Wessex presents an enticing diversity. There are rolling chalk downs of Wiltshire and the high moors. Undulating topography of this region is breathtaking. There is the lush green river valley dotted with clumps of trees and small woods in between the villages. In Somerset’s Doone country the valleys are hidden by shrubs and through them shining streams appear and disappear in the undergrowth. In the lush dairy lands of Gloucestershire the scene is idyllic where one finds shepherds, milkmaids and farmers busy in their daily chores. Gloucester glows with the honey-coloured stone quarried from the Cotswolds.

It was and is used for churches and mansions and humble village homes.

The age-old tranquillity in Cotswold villages is in complete contrast to the rugged rural fastness of the heart of Hardy’s Dorset country. Here thatching of cottages is done with specially selected wheat straw — Dorset Reed — which gives a smoother finish than ordinary straw thatch. The limestone cliffs of portland bill and the pebble sweep of Chesil Beach on the Southern shore contrast with the wide golden sands of the Bristol Channel.
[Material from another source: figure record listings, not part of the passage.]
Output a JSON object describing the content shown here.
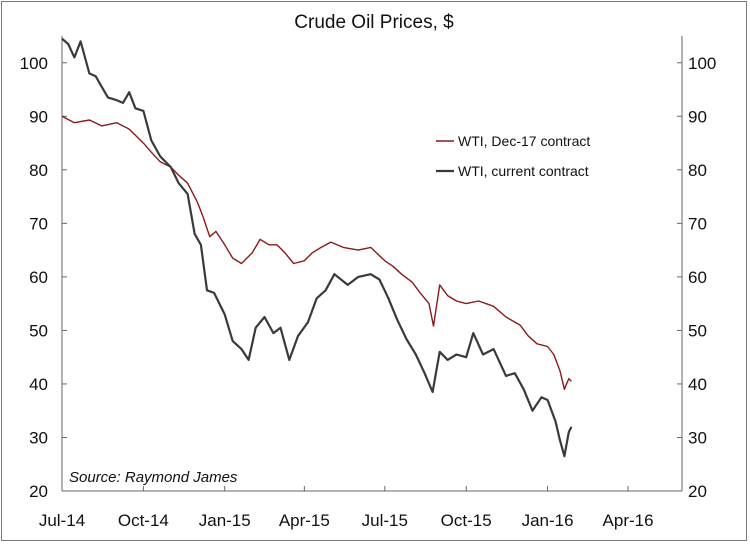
{
  "chart_data": {
    "type": "line",
    "title": "Crude Oil Prices, $",
    "source": "Source: Raymond James",
    "xlabel": "",
    "ylabel": "",
    "x_ticks": [
      "Jul-14",
      "Oct-14",
      "Jan-15",
      "Apr-15",
      "Jul-15",
      "Oct-15",
      "Jan-16",
      "Apr-16"
    ],
    "x_range": [
      "2014-07-01",
      "2016-06-01"
    ],
    "ylim": [
      20,
      105
    ],
    "y_ticks": [
      20,
      30,
      40,
      50,
      60,
      70,
      80,
      90,
      100
    ],
    "y_axis_right": true,
    "grid": false,
    "legend_position": "top-right",
    "series": [
      {
        "name": "WTI, Dec-17 contract",
        "color": "#8b1a1a",
        "points": [
          [
            "2014-07-01",
            90.0
          ],
          [
            "2014-07-15",
            88.8
          ],
          [
            "2014-08-01",
            89.3
          ],
          [
            "2014-08-15",
            88.2
          ],
          [
            "2014-09-01",
            88.8
          ],
          [
            "2014-09-15",
            87.6
          ],
          [
            "2014-10-01",
            85.0
          ],
          [
            "2014-10-10",
            83.3
          ],
          [
            "2014-10-20",
            81.5
          ],
          [
            "2014-11-01",
            80.5
          ],
          [
            "2014-11-10",
            79.0
          ],
          [
            "2014-11-20",
            77.5
          ],
          [
            "2014-12-01",
            74.0
          ],
          [
            "2014-12-08",
            71.0
          ],
          [
            "2014-12-15",
            67.5
          ],
          [
            "2014-12-22",
            68.5
          ],
          [
            "2015-01-01",
            66.0
          ],
          [
            "2015-01-10",
            63.5
          ],
          [
            "2015-01-20",
            62.5
          ],
          [
            "2015-02-01",
            64.5
          ],
          [
            "2015-02-10",
            67.0
          ],
          [
            "2015-02-20",
            66.0
          ],
          [
            "2015-03-01",
            66.0
          ],
          [
            "2015-03-10",
            64.5
          ],
          [
            "2015-03-20",
            62.5
          ],
          [
            "2015-04-01",
            63.0
          ],
          [
            "2015-04-10",
            64.5
          ],
          [
            "2015-04-20",
            65.5
          ],
          [
            "2015-05-01",
            66.5
          ],
          [
            "2015-05-15",
            65.5
          ],
          [
            "2015-06-01",
            65.0
          ],
          [
            "2015-06-15",
            65.5
          ],
          [
            "2015-07-01",
            63.0
          ],
          [
            "2015-07-10",
            62.0
          ],
          [
            "2015-07-20",
            60.5
          ],
          [
            "2015-08-01",
            59.0
          ],
          [
            "2015-08-10",
            57.0
          ],
          [
            "2015-08-20",
            55.0
          ],
          [
            "2015-08-25",
            50.8
          ],
          [
            "2015-09-01",
            58.5
          ],
          [
            "2015-09-10",
            56.5
          ],
          [
            "2015-09-20",
            55.5
          ],
          [
            "2015-10-01",
            55.0
          ],
          [
            "2015-10-15",
            55.5
          ],
          [
            "2015-11-01",
            54.5
          ],
          [
            "2015-11-15",
            52.5
          ],
          [
            "2015-12-01",
            51.0
          ],
          [
            "2015-12-10",
            49.0
          ],
          [
            "2015-12-20",
            47.5
          ],
          [
            "2016-01-01",
            47.0
          ],
          [
            "2016-01-08",
            45.5
          ],
          [
            "2016-01-15",
            42.5
          ],
          [
            "2016-01-20",
            39.0
          ],
          [
            "2016-01-25",
            41.0
          ],
          [
            "2016-01-28",
            40.5
          ]
        ]
      },
      {
        "name": "WTI, current contract",
        "color": "#3a3a3a",
        "points": [
          [
            "2014-07-01",
            104.5
          ],
          [
            "2014-07-08",
            103.5
          ],
          [
            "2014-07-15",
            101.0
          ],
          [
            "2014-07-22",
            104.0
          ],
          [
            "2014-08-01",
            98.0
          ],
          [
            "2014-08-08",
            97.5
          ],
          [
            "2014-08-15",
            95.5
          ],
          [
            "2014-08-22",
            93.5
          ],
          [
            "2014-09-01",
            93.0
          ],
          [
            "2014-09-08",
            92.5
          ],
          [
            "2014-09-15",
            94.5
          ],
          [
            "2014-09-22",
            91.5
          ],
          [
            "2014-10-01",
            91.0
          ],
          [
            "2014-10-10",
            85.5
          ],
          [
            "2014-10-20",
            82.5
          ],
          [
            "2014-11-01",
            80.5
          ],
          [
            "2014-11-10",
            77.5
          ],
          [
            "2014-11-20",
            75.5
          ],
          [
            "2014-11-28",
            68.0
          ],
          [
            "2014-12-05",
            66.0
          ],
          [
            "2014-12-12",
            57.5
          ],
          [
            "2014-12-20",
            57.0
          ],
          [
            "2015-01-01",
            53.0
          ],
          [
            "2015-01-10",
            48.0
          ],
          [
            "2015-01-20",
            46.5
          ],
          [
            "2015-01-28",
            44.5
          ],
          [
            "2015-02-05",
            50.5
          ],
          [
            "2015-02-15",
            52.5
          ],
          [
            "2015-02-25",
            49.5
          ],
          [
            "2015-03-05",
            50.5
          ],
          [
            "2015-03-15",
            44.5
          ],
          [
            "2015-03-25",
            49.0
          ],
          [
            "2015-04-05",
            51.5
          ],
          [
            "2015-04-15",
            56.0
          ],
          [
            "2015-04-25",
            57.5
          ],
          [
            "2015-05-05",
            60.5
          ],
          [
            "2015-05-20",
            58.5
          ],
          [
            "2015-06-01",
            60.0
          ],
          [
            "2015-06-15",
            60.5
          ],
          [
            "2015-06-25",
            59.5
          ],
          [
            "2015-07-05",
            56.0
          ],
          [
            "2015-07-15",
            52.0
          ],
          [
            "2015-07-25",
            48.5
          ],
          [
            "2015-08-05",
            45.5
          ],
          [
            "2015-08-15",
            42.0
          ],
          [
            "2015-08-24",
            38.5
          ],
          [
            "2015-09-01",
            46.0
          ],
          [
            "2015-09-10",
            44.5
          ],
          [
            "2015-09-20",
            45.5
          ],
          [
            "2015-10-01",
            45.0
          ],
          [
            "2015-10-09",
            49.5
          ],
          [
            "2015-10-20",
            45.5
          ],
          [
            "2015-11-01",
            46.5
          ],
          [
            "2015-11-15",
            41.5
          ],
          [
            "2015-11-25",
            42.0
          ],
          [
            "2015-12-05",
            39.0
          ],
          [
            "2015-12-15",
            35.0
          ],
          [
            "2015-12-25",
            37.5
          ],
          [
            "2016-01-01",
            37.0
          ],
          [
            "2016-01-10",
            33.0
          ],
          [
            "2016-01-15",
            29.5
          ],
          [
            "2016-01-20",
            26.5
          ],
          [
            "2016-01-25",
            31.0
          ],
          [
            "2016-01-28",
            32.0
          ]
        ]
      }
    ]
  }
}
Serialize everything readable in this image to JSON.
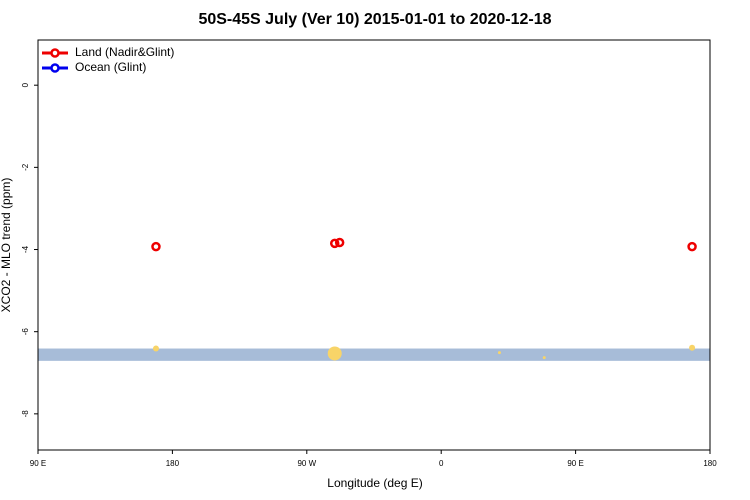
{
  "chart_data": {
    "type": "scatter",
    "title": "50S-45S July (Ver 10)   2015-01-01 to 2020-12-18",
    "xlabel": "Longitude (deg E)",
    "ylabel": "XCO2 - MLO trend (ppm)",
    "xlim": [
      90,
      540
    ],
    "ylim": [
      -8.88,
      1.1
    ],
    "xticks": [
      {
        "value": 90,
        "label": "90 E"
      },
      {
        "value": 180,
        "label": "180"
      },
      {
        "value": 270,
        "label": "90 W"
      },
      {
        "value": 360,
        "label": "0"
      },
      {
        "value": 450,
        "label": "90 E"
      },
      {
        "value": 540,
        "label": "180"
      }
    ],
    "yticks": [
      0,
      -2,
      -4,
      -6,
      -8
    ],
    "legend": "top-left",
    "series": [
      {
        "name": "Land (Nadir&Glint)",
        "color": "#ee0000",
        "x": [
          169,
          288.7,
          292,
          528
        ],
        "values": [
          -3.93,
          -3.85,
          -3.83,
          -3.93
        ]
      },
      {
        "name": "Ocean (Glint)",
        "color": "#0000ee",
        "x": [],
        "values": []
      }
    ],
    "band": {
      "color": "#a7bcd8",
      "values": [
        -6.41,
        -6.71
      ]
    },
    "highlights": {
      "color": "#f8d468",
      "x": [
        169,
        288.7,
        399,
        429,
        528
      ],
      "values": [
        -6.41,
        -6.53,
        -6.51,
        -6.63,
        -6.39
      ],
      "sizes": [
        3,
        7,
        1.5,
        1.5,
        3
      ]
    }
  }
}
Dorset is famous for its blue vinny cheese and Somerset for its cheddar caves.

Everywhere there is mystery and legend — mystery in the stone circles of Averbury and Stonehenge, burial mounds, intricated hill forts and giant figures cut by prehistoric men on turf-clad chalk hills, legends that are almost tangible in places like Glastonbury and the fabled Avalon of King Arthur, whose Camelot is believed to be Cadbury Castle, near Sutton Montis.

Through his imaginative works Hardy’s Wessex is as much alive today as it was in the time of his forebears.